What weight dumbbells?
Woah, I didn't mean I wanted arms THAT big! I just want to let people see that I have been working out a little bit. I currently have skinny arms and I want to add some bicep/tricep muscle.By the way, I currently use 5kg weights, NOT 20kg. I guess that makes me even more of a wimp then?
I only use 5KG dumbbells as that is all I can lift.How many reps and how many times a day should I be doing, if I want nice biceps for a beach holiday...
Assuming you do 20 reps strait aint the best way to do it, its best to do 2 or 3 sets.Try to do 10 reps for 2 sets and the final set do as many as you can.After a couple of weeks go up to 12 reps for 2 sets and the final set do as many as you can.On the final set try to do more than the time before.After a month increase the weight and repeat the process.If you can bicep curl 20kgs (50IBS) on the above you'll be doing really well and it will take a long while to do so.

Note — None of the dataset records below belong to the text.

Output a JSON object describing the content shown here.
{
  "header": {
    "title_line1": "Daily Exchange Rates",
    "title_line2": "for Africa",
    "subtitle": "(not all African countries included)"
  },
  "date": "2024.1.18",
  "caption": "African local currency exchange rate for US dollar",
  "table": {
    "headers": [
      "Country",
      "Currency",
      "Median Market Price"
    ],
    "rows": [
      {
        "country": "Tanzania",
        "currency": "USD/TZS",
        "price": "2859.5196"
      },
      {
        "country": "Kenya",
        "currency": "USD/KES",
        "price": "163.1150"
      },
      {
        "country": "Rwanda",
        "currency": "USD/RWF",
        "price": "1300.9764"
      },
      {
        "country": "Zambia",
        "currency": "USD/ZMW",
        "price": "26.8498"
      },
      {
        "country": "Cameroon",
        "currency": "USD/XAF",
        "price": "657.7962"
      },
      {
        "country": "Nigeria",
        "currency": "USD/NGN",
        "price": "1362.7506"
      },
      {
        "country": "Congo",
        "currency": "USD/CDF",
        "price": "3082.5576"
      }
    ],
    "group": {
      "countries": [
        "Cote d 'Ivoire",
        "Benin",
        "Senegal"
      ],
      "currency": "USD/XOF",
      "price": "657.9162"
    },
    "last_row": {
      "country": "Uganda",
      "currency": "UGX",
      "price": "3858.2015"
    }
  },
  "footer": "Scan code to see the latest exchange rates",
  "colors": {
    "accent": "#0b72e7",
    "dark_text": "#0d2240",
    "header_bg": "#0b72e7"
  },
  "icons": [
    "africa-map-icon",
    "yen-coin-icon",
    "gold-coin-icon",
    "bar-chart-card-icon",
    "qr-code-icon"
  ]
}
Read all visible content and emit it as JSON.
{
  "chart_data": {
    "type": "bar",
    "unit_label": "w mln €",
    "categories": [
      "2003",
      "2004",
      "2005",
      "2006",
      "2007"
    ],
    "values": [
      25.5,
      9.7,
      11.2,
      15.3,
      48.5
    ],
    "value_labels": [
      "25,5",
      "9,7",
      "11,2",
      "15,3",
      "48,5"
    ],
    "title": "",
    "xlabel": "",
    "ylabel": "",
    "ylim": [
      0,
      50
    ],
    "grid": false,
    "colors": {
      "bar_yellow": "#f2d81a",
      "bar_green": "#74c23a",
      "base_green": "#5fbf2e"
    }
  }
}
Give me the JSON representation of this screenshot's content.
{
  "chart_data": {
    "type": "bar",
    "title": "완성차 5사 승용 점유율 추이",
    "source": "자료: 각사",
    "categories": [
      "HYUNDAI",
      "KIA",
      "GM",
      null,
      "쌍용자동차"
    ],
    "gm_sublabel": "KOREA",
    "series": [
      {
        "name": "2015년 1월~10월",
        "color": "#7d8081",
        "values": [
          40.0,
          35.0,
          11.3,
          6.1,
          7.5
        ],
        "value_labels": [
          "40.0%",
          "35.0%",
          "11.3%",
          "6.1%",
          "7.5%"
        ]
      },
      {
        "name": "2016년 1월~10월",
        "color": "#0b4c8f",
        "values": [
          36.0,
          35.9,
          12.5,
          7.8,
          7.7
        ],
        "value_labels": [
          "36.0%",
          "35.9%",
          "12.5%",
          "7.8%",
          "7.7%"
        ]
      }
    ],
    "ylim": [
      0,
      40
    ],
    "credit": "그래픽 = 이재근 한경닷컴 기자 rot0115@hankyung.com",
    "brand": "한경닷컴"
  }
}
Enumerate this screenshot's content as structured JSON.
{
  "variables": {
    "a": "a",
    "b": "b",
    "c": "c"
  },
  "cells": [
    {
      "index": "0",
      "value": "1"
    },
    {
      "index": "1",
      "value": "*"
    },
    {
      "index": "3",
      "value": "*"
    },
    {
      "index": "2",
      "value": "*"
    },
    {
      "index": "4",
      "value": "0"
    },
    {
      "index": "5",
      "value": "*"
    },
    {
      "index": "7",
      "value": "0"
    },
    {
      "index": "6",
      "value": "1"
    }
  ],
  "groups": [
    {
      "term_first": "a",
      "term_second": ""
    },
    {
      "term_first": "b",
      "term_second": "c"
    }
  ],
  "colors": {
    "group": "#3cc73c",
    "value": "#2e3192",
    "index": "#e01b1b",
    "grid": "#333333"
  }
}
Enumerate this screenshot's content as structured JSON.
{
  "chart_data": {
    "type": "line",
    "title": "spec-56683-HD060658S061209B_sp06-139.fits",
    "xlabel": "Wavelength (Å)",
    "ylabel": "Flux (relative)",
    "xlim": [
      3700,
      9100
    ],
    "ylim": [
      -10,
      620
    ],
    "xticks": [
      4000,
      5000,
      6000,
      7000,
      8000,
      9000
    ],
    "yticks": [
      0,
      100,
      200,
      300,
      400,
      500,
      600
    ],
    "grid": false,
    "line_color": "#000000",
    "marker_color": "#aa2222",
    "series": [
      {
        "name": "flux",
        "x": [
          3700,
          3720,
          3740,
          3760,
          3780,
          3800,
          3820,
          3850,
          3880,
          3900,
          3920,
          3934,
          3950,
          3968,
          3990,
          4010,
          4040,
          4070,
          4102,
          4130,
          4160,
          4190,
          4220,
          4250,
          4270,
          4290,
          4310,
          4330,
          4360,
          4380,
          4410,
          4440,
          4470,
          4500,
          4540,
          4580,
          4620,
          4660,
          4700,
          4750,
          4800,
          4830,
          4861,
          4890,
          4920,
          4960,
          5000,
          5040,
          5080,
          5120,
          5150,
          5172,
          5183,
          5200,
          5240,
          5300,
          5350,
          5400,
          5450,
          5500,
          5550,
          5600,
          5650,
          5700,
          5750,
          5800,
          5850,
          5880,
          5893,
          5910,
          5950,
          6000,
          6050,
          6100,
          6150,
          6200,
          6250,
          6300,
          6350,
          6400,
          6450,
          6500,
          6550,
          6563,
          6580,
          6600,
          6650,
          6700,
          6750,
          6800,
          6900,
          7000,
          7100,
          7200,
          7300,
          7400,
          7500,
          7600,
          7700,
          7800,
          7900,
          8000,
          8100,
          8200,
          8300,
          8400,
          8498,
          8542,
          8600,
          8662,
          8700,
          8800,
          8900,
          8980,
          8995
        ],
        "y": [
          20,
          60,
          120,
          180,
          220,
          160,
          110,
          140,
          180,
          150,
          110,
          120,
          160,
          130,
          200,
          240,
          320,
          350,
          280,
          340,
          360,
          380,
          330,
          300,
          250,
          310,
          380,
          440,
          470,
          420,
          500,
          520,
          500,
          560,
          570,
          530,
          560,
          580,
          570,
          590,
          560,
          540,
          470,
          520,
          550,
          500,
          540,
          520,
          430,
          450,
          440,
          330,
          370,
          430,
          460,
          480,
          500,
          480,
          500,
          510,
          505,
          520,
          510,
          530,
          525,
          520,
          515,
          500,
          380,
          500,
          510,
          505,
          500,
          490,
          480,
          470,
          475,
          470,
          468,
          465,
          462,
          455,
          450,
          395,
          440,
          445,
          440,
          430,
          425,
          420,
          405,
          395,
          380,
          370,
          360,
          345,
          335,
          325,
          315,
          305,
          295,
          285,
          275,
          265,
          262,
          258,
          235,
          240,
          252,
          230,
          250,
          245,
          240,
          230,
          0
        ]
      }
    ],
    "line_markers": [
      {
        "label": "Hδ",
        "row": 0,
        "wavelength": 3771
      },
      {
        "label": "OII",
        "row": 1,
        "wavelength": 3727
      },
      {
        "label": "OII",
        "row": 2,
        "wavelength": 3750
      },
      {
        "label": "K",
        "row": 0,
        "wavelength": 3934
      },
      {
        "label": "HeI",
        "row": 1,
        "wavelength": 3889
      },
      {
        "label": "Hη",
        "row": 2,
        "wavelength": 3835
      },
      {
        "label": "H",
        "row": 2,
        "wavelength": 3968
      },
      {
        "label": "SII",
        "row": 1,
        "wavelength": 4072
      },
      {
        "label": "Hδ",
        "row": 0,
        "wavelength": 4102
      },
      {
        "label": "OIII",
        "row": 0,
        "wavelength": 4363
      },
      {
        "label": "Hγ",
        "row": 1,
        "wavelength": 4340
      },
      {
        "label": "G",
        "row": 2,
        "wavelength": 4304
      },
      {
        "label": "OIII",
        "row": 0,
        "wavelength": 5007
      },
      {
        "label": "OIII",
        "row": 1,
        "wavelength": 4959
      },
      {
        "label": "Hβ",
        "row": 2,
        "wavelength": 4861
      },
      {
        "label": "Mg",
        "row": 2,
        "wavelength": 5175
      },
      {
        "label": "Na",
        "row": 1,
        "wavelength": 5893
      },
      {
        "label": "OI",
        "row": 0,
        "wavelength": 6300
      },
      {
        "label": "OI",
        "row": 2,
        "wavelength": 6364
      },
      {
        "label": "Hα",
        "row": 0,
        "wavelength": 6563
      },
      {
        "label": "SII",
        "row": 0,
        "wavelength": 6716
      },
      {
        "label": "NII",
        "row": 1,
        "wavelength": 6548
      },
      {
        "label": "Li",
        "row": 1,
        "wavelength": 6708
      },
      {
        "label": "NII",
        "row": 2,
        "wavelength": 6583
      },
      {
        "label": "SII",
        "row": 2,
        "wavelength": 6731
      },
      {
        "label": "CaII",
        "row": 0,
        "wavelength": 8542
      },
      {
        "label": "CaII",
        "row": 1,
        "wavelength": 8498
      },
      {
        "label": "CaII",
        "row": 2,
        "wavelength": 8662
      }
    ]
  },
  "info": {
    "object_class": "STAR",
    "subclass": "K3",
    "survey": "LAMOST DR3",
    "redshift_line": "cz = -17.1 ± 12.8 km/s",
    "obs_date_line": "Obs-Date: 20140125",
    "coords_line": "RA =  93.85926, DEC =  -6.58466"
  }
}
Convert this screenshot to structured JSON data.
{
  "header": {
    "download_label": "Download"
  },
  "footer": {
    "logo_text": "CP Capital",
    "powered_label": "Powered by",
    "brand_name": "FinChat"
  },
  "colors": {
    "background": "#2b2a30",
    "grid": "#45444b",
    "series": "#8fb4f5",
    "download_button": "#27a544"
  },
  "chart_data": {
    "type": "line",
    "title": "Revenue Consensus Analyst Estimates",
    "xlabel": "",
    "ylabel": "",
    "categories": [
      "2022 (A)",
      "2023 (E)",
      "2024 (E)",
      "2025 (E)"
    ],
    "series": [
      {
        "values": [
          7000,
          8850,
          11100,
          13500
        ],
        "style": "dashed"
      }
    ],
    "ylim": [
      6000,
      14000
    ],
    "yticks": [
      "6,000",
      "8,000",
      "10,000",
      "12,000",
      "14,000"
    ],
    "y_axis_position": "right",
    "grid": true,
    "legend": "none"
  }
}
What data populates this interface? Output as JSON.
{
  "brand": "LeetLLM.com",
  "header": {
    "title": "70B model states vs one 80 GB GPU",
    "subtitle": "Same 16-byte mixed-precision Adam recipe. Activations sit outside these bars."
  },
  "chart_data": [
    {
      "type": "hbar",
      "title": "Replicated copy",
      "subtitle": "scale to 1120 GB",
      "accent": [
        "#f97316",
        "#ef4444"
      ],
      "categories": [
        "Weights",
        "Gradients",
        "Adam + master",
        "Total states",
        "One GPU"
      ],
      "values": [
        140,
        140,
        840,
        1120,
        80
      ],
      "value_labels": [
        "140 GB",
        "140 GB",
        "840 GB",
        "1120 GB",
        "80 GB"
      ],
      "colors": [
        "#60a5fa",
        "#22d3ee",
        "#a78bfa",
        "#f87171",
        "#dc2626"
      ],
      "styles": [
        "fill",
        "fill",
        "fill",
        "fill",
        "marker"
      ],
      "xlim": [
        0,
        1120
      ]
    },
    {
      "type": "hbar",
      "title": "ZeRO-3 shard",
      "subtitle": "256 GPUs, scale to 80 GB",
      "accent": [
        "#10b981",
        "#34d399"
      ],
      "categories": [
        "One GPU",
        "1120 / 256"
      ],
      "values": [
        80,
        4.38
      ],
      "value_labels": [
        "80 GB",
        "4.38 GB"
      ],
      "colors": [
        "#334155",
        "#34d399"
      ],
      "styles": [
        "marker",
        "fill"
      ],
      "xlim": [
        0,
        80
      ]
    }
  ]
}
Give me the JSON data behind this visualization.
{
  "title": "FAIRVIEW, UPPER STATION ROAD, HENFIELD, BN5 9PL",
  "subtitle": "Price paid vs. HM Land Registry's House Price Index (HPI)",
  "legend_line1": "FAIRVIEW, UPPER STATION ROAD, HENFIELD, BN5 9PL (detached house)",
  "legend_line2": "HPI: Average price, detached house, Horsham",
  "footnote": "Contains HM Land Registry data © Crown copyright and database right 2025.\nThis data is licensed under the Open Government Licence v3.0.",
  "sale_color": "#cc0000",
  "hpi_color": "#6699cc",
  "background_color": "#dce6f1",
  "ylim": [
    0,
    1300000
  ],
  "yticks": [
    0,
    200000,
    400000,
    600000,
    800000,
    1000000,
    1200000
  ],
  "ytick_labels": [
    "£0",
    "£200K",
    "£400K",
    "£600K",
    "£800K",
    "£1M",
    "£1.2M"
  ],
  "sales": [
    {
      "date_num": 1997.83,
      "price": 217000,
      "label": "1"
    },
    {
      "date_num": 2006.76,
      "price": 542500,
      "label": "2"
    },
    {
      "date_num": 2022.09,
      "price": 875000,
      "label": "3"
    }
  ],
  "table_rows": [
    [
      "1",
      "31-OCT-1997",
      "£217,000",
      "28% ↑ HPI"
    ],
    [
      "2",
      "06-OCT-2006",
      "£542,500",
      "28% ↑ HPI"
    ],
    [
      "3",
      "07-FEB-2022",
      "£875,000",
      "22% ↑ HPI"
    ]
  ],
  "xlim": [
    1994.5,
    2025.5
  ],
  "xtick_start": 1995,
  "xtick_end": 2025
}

I can just about do it and i arent big at all.But as Helms said you need to work everything otherwise you'll look silly.
When i started doing the reps i used 10kg and kept it to a slow 6 reps and repeated it 3 times, as mentioned by the guys above you will start feeling the burn sensation in your arms especially after the 3rd set.Also using the same weight next time work the other muscles by lifting from behind your head and up.
Another rep i found good was using the same weight get a bent weight bar and do 3 sets again starting at 6 and do 6 from waist to elbow(height), then do elbow to shoulder, then finish with 6 from shoulder to above head, these will really give you the burning feeling, i got it half way through the elbow to shoulder rep, but do these as 1 exercise so it is 18reps total for this one!.
But once you get used to doing it you will start adding on the extra weight, just go 1kg at a time, and you will start enjoying it.